Rodriguez also was put on three years probation, has to perform 125 hours of public service and has made restitution of $132,531 to the state Employment Development Department.

He was found guilty of falsifying employee wages to qualify for lower insurance premiums from 2001 to 2003. He also failed to report nearly $500,000 in wages, bonuses and payments to unlicensed contractors.

His wife, Sandra Rodriguez, and office manager Christa Hellgren each pleaded guilty to one count of insurance fraud and tax evasion. They were put on three years unsupervised probation.

FDA delays Neurodex decision

Avanir Pharmaceuticals of San Diego said federal regulators will delay a decision on whether to approve its experimental drug, Neurodex, by 90 days. The biotechnology company said the Food and Drug Administration needs additional time to review safety data on the drug, designed to treat uncontrolled emotional outbursts.

The FDA's new deadline for deciding on the application is Oct. 30, according to Avanir.

Shares of Avanir fell 33 cents to close at $5.88.

Problems with Airbus 380 mulled

Top executives at the European Aeronautic Defense and Space Co. held an emergency meeting to discuss their stumbling Airbus subsidiary, as an investigation about a stock sale by one of them continued.

Although controversy has recently surrounded Noel Forgeard, the French co-chief executive of EADS, the meeting was said to have focused on technical and management problems that had led to delays in the flagship Airbus 380, a double-decker superjumbo jet.

Shares of EADS plunged a week ago after the company said the A380 would be delivered to clients six months late, reducing projected earnings by 2 billion euros over the next four years.

Regulators are investigating whether Forgeard, who was chief of Airbus from 1998 until 2005 and is closely associated with the A380 project, sold company shares based on inside information.

New York Times News Service

3 admit gas-price manipulation

Three former natural gas energy traders pleaded guilty to charges of price manipulation yesterday, bringing to at least six the number of traders convicted of illegally using energy trade publications to inflate prices, authorities said.

Christopher Joseph McDonald, 38, Paul Atha, 39, and Michael Whalen, 36, entered their pleas in San Francisco federal court.
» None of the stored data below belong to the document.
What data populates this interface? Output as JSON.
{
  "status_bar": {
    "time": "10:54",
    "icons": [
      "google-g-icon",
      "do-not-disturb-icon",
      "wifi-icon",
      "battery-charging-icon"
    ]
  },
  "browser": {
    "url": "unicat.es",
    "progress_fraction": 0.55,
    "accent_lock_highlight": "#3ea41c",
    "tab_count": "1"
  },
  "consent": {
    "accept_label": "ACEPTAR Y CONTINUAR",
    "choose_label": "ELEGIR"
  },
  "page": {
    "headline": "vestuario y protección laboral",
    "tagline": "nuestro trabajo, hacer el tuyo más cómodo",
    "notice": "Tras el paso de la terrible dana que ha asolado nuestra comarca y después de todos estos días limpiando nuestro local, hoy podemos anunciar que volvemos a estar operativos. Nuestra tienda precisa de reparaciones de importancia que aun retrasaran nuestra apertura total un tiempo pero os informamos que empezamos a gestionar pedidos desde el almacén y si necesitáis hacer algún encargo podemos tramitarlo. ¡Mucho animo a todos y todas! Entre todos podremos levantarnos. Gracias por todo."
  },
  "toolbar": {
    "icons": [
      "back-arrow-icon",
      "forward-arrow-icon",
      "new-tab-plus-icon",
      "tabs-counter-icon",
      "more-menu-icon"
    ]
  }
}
They acknowledged conspiring to report fictitious trades to an industry newsletter, Inside FERC, during in an attempt in 2000 to skew the published index prices of natural gas.

McDonald, of Atlanta, was a supervisor on the natural gas trading floor for Atlanta-based Mirant Corp; Atha, of Houston, was a trader for Mirant; and Whalen, of Houston, was a natural gas trader for Cincinnati-based Cinergy Corp. and had previously worked for Mirant, authorities said.

All the traders face a maximum five-year term when sentenced later this year.